The men started again at 6 p.m. and made six miles to land owned by Jim Hamilton. He gave the men a good dinner and had the men’s shoes soled and mended. They next crossed three flooded creeks with Jim, riding a mule, as their guide. Due to rain, they made only seven miles, all uphill. The next day, they slept in a loft until 11 a.m. During the day the men heard many visitors discussing Sherman and the early end of the war. At night they started again with their guide but turned back after they heard of some troops near Asheville. Their next guide came early and conducted them, before daylight, to an old school house in the mountains. At midnight, they started again to ascend the mountains, reaching the top after a climb of 5 miles in 4 hours. Since the next stage was across the Blue Ridge and Black Mountains, they had to wait several days for the weather to clear, so they would not get lost in fog or snow drifts.

When the sun finally came out on March 5, the group started at 11 a.m., reached the top of the Blue Ridge at 4 p.m., and were down in the valley, on the west side, at sunset. Then they had a very rough march to the foot of the Black Mountains, which they reached at 1 a.m. on March 6. After a rest, they started early to climb the Black Mountains, which had no trail, and were very steep over rocks, stumps, and fallen timber. The group reached the top, 6,000 feet high, at 1 p.m. After a good dinner, they crossed over to the head spring of Caney Creek and passed rapidly down the creek. At daylight, they started again to the Ashville road.
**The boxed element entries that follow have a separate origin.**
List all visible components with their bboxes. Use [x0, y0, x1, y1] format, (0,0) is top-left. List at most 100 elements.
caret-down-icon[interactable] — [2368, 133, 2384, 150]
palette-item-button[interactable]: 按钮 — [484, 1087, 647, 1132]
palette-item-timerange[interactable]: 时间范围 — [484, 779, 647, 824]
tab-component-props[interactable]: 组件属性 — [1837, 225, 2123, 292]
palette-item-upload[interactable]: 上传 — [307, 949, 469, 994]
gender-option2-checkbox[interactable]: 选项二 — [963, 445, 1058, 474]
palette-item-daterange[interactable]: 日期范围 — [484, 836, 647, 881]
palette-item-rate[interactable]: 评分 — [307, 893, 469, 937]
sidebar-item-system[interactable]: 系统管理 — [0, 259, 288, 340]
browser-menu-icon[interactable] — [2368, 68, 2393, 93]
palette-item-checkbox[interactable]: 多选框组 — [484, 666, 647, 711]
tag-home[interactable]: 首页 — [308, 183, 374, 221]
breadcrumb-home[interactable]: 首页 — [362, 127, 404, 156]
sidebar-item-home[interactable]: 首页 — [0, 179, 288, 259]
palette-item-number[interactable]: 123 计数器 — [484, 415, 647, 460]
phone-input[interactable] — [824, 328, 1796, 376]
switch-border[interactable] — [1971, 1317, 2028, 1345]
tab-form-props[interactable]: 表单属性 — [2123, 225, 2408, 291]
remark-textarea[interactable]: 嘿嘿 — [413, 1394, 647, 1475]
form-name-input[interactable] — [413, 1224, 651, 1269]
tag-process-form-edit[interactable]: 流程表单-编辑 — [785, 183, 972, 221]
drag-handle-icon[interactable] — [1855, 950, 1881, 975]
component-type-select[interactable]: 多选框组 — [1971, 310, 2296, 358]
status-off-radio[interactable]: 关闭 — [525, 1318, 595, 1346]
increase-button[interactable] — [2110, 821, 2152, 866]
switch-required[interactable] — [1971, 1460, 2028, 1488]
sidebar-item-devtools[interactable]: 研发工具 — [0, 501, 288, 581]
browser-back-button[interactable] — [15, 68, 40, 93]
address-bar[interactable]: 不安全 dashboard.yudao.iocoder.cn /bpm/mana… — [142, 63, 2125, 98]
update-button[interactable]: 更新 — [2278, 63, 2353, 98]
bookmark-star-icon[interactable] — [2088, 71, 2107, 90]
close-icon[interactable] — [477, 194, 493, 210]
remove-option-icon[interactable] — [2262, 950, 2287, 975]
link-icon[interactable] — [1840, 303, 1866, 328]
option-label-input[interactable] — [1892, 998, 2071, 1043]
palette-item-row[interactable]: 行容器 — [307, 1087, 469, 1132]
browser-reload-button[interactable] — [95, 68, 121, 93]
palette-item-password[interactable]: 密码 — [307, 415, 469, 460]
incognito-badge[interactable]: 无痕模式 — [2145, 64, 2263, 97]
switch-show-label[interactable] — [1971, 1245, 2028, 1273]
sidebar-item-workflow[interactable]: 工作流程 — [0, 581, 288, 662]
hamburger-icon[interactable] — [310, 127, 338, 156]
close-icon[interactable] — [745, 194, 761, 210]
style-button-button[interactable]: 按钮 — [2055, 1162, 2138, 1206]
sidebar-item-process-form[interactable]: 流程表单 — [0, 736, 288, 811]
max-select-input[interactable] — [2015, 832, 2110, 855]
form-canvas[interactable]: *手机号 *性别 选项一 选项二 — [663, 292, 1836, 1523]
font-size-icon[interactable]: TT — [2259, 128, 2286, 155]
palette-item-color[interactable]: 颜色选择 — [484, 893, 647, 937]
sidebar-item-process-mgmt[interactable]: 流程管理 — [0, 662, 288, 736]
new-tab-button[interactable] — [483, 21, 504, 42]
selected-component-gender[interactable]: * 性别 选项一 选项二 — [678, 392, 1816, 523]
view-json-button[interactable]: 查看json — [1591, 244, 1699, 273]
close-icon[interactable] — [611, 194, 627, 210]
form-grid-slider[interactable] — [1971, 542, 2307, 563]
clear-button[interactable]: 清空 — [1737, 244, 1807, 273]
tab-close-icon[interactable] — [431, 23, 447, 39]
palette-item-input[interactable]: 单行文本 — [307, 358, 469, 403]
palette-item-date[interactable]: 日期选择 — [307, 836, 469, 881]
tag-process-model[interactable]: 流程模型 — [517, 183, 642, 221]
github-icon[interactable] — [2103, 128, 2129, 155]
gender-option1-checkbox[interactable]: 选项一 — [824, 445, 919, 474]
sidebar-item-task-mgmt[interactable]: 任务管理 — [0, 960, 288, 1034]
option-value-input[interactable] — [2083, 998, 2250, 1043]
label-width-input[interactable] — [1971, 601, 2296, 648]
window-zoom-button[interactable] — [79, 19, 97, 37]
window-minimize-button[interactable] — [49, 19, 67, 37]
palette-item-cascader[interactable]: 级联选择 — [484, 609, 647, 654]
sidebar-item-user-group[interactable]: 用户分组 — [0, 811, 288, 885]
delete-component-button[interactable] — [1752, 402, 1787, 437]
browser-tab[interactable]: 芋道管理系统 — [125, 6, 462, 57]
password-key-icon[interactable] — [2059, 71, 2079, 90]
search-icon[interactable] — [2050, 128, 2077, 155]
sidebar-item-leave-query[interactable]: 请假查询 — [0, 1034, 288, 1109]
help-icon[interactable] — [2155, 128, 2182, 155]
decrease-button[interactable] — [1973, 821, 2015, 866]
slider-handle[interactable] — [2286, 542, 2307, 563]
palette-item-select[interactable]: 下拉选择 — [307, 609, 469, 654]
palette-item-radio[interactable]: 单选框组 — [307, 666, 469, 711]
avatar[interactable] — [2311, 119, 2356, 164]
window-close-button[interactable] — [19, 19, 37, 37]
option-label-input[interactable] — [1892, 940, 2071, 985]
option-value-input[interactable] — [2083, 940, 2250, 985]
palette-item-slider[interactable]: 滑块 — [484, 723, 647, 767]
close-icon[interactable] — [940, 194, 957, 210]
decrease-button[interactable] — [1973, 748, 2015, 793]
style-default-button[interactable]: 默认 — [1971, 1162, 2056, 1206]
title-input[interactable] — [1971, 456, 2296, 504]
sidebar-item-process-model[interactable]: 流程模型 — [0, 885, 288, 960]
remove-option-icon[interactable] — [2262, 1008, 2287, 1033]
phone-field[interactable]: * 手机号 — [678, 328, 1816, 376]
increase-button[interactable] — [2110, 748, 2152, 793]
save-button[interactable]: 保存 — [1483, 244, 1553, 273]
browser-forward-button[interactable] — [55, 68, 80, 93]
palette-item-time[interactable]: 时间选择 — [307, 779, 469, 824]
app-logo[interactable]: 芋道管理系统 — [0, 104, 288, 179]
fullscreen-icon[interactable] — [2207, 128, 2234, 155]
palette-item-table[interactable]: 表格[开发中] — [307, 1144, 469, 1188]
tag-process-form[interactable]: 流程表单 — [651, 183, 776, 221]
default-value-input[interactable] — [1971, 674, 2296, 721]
After traveling another 3 or 4 miles, and a rapid march over a steep range, James and the rest reached “Egypt” at the foot of Bald Mountain. The next day they reached the summit of Bald Mountain, then descended rapidly and reached the valley for dinner at 3 p.m.

Unfortunately, James did not recount the rest of the trip, but after traveling 350 miles in 28 days, James reached the Union lines and reported at Knoxville, Tennessee, on March 14, 1865. Two days later, he requested a leave of absence. The exact date of his arrival in St. Louis is not known. However, James and Molly got married in St. Louis on May 2, 1865, and later that month he was honorably discharged. After almost four years of military service, including 17 months as a prisoner, and 166 letters, James was home and started his life with his beloved Molly.